Filha de Arlene e Claudimar, empresários bem sucedidos em Goianésia, ela poderia seguir carreira nos negócios da família. Não era o que via como missão pessoal. Irmã de Natassya e Jessyca, médicas já com carreira encaminhada, ela poderia ter abraçado a medicina como meio seguro de vida. Mas não era o que fazia seu coração explodir.
TRILHOU SEU PRÓPRIO CAMINHO
Com 17 anos, mudou-se para São Paulo para estudar jornalismo. “Sempre me dei bem com literatura e redação, gostava do exercício da criatividade e de estar conectada com temas atuais e tendências. Também acredito que através da comunicação podemos mudar o mundo”, explicou os motivos da sua escolha acadêmica.
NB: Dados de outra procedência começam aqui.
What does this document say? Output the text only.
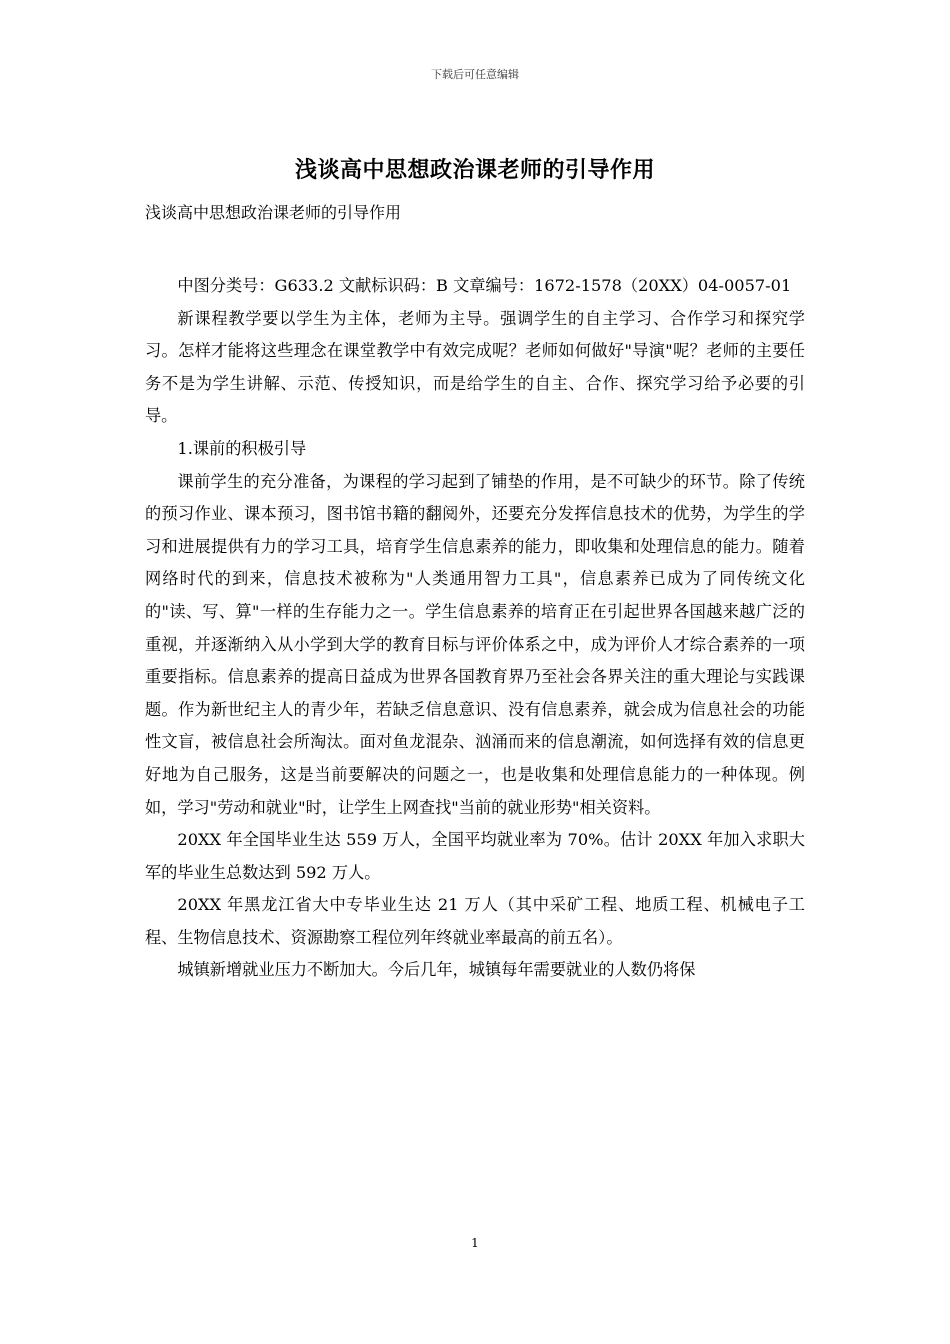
下载后可任意编辑
浅谈高中思想政治课老师的引导作用
浅谈高中思想政治课老师的引导作用

中图分类号：G633.2 文献标识码：B 文章编号：1672-1578（20XX）04-0057-01

新课程教学要以学生为主体，老师为主导。强调学生的自主学习、合作学习和探究学习。怎样才能将这些理念在课堂教学中有效完成呢？老师如何做好"导演"呢？老师的主要任务不是为学生讲解、示范、传授知识，而是给学生的自主、合作、探究学习给予必要的引导。

1.课前的积极引导

课前学生的充分准备，为课程的学习起到了铺垫的作用，是不可缺少的环节。除了传统的预习作业、课本预习，图书馆书籍的翻阅外，还要充分发挥信息技术的优势，为学生的学习和进展提供有力的学习工具，培育学生信息素养的能力，即收集和处理信息的能力。随着网络时代的到来，信息技术被称为"人类通用智力工具"，信息素养已成为了同传统文化的"读、写、算"一样的生存能力之一。学生信息素养的培育正在引起世界各国越来越广泛的重视，并逐渐纳入从小学到大学的教育目标与评价体系之中，成为评价人才综合素养的一项重要指标。信息素养的提高日益成为世界各国教育界乃至社会各界关注的重大理论与实践课题。作为新世纪主人的青少年，若缺乏信息意识、没有信息素养，就会成为信息社会的功能性文盲，被信息社会所淘汰。面对鱼龙混杂、汹涌而来的信息潮流，如何选择有效的信息更好地为自己服务，这是当前要解决的问题之一，也是收集和处理信息能力的一种体现。例如，学习"劳动和就业"时，让学生上网查找"当前的就业形势"相关资料。

20XX 年全国毕业生达 559 万人，全国平均就业率为 70%。估计 20XX 年加入求职大军的毕业生总数达到 592 万人。

20XX 年黑龙江省大中专毕业生达 21 万人（其中采矿工程、地质工程、机械电子工程、生物信息技术、资源勘察工程位列年终就业率最高的前五名）。

城镇新增就业压力不断加大。今后几年，城镇每年需要就业的人数仍将保

1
Talvez mudar o mundo ou o mundo à sua volta fosse sua vocação mais forte. Não é mulher de uma só paixão: morou em Londres em 2016, onde estudou inglês e Cozinha Básica na conceituada Le Cordon Bleu. ”Quando voltei, fiquei um tempo em São Paulo adquirindo experiência em restaurantes renomados e estudando mais. Eu já planejava um retorno para Goiás, mas em 2018 resolvi antecipar a minha vinda”, explicou.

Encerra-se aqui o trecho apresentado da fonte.